In the past, I used to always say that by having a good relationship with the cna, seiu could hopefully import some of the positive aspects of its culture and strategy and politics. That's not gonna happen now. The opposite is gonna happen. These two are gonna tear each other apart and both will get very dirty in the fight. By the end of it its entirely foreseeable that each one could lose much of each's respective strengths in the conflict.


>
>
> To me CNA seems more democratic than SEIU. Stern is no democrat nor
> is senior VP Eliseo Medina.
> Medina was a top lieutenant of Cesar Chavez, who never really broke
> with Chavez's leadership
> style, which was anything but democratic.
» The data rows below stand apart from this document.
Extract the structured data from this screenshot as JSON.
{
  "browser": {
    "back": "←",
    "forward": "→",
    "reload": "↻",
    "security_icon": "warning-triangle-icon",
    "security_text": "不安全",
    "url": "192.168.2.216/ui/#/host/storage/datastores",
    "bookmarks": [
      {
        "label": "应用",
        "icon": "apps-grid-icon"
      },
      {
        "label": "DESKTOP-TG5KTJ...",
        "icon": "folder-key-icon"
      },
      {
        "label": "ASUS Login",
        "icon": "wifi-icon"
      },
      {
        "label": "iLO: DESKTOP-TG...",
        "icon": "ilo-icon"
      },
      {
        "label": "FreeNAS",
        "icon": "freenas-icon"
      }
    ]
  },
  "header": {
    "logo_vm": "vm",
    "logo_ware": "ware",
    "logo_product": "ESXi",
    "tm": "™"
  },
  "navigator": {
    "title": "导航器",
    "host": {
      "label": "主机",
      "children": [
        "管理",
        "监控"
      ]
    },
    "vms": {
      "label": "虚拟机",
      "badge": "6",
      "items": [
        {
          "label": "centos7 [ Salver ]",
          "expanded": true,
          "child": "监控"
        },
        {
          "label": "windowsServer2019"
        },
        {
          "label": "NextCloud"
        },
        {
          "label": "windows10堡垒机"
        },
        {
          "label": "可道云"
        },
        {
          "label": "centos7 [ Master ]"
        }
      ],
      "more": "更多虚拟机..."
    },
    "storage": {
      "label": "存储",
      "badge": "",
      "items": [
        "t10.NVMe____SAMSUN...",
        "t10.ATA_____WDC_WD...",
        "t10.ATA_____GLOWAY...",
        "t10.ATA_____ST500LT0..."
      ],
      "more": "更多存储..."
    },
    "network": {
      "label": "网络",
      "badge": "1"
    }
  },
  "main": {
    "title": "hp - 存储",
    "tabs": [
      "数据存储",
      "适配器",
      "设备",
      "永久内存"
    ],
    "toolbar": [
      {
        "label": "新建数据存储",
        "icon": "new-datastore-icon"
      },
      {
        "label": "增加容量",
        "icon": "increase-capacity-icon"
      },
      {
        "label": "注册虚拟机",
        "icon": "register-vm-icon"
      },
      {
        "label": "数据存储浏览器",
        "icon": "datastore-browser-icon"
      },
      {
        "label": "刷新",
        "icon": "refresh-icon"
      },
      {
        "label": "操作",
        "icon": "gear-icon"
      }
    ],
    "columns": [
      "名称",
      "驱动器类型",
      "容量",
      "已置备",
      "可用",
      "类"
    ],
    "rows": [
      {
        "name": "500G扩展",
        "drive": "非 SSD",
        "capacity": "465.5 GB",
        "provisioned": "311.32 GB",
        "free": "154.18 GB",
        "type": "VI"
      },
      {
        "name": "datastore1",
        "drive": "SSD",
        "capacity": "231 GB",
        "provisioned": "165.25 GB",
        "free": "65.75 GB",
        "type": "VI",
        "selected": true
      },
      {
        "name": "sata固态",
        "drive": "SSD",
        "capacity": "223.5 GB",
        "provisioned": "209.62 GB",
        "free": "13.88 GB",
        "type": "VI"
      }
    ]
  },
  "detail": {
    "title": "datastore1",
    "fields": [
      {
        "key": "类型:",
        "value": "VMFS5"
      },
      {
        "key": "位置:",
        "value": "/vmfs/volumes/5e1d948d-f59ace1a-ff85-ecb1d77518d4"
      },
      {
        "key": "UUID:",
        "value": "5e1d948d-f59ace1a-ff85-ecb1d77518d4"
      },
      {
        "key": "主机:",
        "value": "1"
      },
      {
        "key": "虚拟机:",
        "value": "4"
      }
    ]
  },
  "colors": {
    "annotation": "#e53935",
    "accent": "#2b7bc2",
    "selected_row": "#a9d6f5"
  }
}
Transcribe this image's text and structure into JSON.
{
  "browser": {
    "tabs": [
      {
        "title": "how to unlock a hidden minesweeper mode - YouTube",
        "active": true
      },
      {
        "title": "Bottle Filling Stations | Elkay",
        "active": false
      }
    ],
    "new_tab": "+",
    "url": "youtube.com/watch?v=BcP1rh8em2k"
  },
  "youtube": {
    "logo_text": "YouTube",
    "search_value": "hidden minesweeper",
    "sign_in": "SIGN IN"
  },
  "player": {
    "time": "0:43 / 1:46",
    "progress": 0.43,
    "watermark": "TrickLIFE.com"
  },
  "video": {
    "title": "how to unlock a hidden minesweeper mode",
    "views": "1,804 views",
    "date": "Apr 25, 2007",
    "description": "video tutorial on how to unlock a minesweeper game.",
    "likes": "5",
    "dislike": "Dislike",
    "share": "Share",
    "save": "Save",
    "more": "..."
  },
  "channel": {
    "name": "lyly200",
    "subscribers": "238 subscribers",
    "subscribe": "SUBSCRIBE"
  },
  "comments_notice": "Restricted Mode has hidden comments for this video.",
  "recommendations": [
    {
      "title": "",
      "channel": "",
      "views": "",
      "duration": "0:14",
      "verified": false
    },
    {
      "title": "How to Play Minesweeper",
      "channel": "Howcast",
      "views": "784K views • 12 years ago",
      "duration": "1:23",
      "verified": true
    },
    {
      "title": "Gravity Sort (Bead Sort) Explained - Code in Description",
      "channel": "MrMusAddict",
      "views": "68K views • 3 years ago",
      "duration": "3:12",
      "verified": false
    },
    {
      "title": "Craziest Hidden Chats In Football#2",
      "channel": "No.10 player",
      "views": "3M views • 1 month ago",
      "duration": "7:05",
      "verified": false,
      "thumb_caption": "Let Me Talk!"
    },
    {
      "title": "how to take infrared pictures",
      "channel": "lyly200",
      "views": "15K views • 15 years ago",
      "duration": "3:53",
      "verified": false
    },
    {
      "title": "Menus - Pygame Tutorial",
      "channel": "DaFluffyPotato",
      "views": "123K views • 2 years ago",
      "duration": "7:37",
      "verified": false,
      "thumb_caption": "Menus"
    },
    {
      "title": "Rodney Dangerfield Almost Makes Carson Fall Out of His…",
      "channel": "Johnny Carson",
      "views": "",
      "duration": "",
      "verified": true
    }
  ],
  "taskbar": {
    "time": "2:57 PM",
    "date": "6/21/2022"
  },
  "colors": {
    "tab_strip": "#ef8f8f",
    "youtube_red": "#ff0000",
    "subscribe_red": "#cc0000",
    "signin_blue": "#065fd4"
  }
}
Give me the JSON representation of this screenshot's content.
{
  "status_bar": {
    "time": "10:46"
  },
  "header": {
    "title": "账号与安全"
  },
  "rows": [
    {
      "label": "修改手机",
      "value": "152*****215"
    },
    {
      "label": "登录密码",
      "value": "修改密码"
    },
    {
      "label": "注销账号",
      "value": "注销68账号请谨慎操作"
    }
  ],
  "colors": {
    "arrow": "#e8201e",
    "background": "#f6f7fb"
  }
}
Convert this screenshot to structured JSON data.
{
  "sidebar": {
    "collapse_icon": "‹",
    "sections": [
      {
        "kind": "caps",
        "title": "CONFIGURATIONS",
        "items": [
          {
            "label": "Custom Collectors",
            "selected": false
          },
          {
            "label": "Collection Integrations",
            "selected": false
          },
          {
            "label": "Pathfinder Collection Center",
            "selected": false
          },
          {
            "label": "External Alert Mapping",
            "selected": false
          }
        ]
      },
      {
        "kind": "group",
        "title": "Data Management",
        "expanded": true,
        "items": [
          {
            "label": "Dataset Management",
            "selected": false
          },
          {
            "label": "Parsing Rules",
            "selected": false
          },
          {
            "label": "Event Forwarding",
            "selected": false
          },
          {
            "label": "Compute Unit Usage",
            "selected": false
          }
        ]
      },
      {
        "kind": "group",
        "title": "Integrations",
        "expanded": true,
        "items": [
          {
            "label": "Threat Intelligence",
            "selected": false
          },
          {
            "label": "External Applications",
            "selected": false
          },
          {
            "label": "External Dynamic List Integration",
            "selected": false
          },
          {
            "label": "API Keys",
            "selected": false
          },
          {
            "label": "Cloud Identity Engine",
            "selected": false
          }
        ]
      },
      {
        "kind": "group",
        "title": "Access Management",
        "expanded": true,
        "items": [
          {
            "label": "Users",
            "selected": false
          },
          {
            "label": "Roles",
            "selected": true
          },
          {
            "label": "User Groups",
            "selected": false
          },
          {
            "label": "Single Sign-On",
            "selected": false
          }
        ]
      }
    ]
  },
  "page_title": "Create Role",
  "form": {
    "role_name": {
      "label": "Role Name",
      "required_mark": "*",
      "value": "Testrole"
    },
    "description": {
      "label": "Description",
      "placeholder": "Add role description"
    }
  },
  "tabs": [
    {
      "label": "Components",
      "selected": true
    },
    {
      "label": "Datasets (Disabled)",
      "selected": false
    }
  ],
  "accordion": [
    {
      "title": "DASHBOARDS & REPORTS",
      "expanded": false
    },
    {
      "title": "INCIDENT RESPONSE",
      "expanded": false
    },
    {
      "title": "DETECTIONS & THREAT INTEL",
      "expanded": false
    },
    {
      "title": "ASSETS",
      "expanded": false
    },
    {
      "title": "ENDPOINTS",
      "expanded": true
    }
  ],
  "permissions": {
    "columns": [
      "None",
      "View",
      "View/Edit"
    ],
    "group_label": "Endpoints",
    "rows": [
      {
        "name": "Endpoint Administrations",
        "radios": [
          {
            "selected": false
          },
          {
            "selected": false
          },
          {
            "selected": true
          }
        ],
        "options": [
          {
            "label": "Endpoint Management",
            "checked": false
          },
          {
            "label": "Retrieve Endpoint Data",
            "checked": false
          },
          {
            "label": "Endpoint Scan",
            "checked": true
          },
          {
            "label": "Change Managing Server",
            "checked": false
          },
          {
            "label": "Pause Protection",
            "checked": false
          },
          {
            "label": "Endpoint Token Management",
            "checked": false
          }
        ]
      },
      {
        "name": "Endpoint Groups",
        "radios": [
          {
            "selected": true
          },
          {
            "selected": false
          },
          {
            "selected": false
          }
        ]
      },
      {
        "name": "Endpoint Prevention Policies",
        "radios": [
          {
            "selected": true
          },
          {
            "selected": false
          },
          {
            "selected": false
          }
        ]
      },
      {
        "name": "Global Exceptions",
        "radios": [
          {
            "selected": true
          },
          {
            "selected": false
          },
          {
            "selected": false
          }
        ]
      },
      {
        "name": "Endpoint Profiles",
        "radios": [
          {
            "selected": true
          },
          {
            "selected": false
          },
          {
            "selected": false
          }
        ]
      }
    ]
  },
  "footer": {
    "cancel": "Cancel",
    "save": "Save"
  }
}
Well Michael, is your goal to have happy, solidaristic unanimity between the members of unions which represent 7% of the workforce? Or do you place a higher premium on rebuilding union power and numbers to something higher than it is now? I know most labor-nerd leftists would say the two aren't exclusive, and that you can only achieve organizing gains through union democracy etc. But what if, hypothetically, almost no unions were having any success doing either one? And the exceptions--- the few unions having success at winning large organizing gains nationwide in the private sector--- said that what they had learned in the course of their work is that they could only get that success by prioritizing new organizing and corporate campaigns to get organizing rights above anything and everything else?

There's plenty of strife inside unite-here. But you know what? They've kicked fucking ass. And seiu has a million ugly things worthy of improvement or critique. But you know what? They've kicked fucking ass. Numbers don't lie. Math matters. Results count. In my experience, Stern is broadly quite popular with the bulk of the membership, to the extent that the bulk of the membership gives a shit. Because he has an extraordinary record of success at a time when nobody else does. I don't mean to give the guy too much credit, but he certainly has been part of a team of leaders that have executed amazingly well in the past dozen years. Certainly there are signs that some of his personal leanings and interests are goofy, milquetoast shit that has no place coming out of a labor leaders mouth. Hopefully the guy retires (I'd love me a President Dennis Rivera of SEIU) and goes off to write his doofy books on his own dime. But at the end of the day, private-sector organizing gains on a national scale company-wide in healthcare, building service, and hospitality make John Wilhelm and Andy Stern more relevant to the working class of the United States than any radical leftist in the US could even dream of being.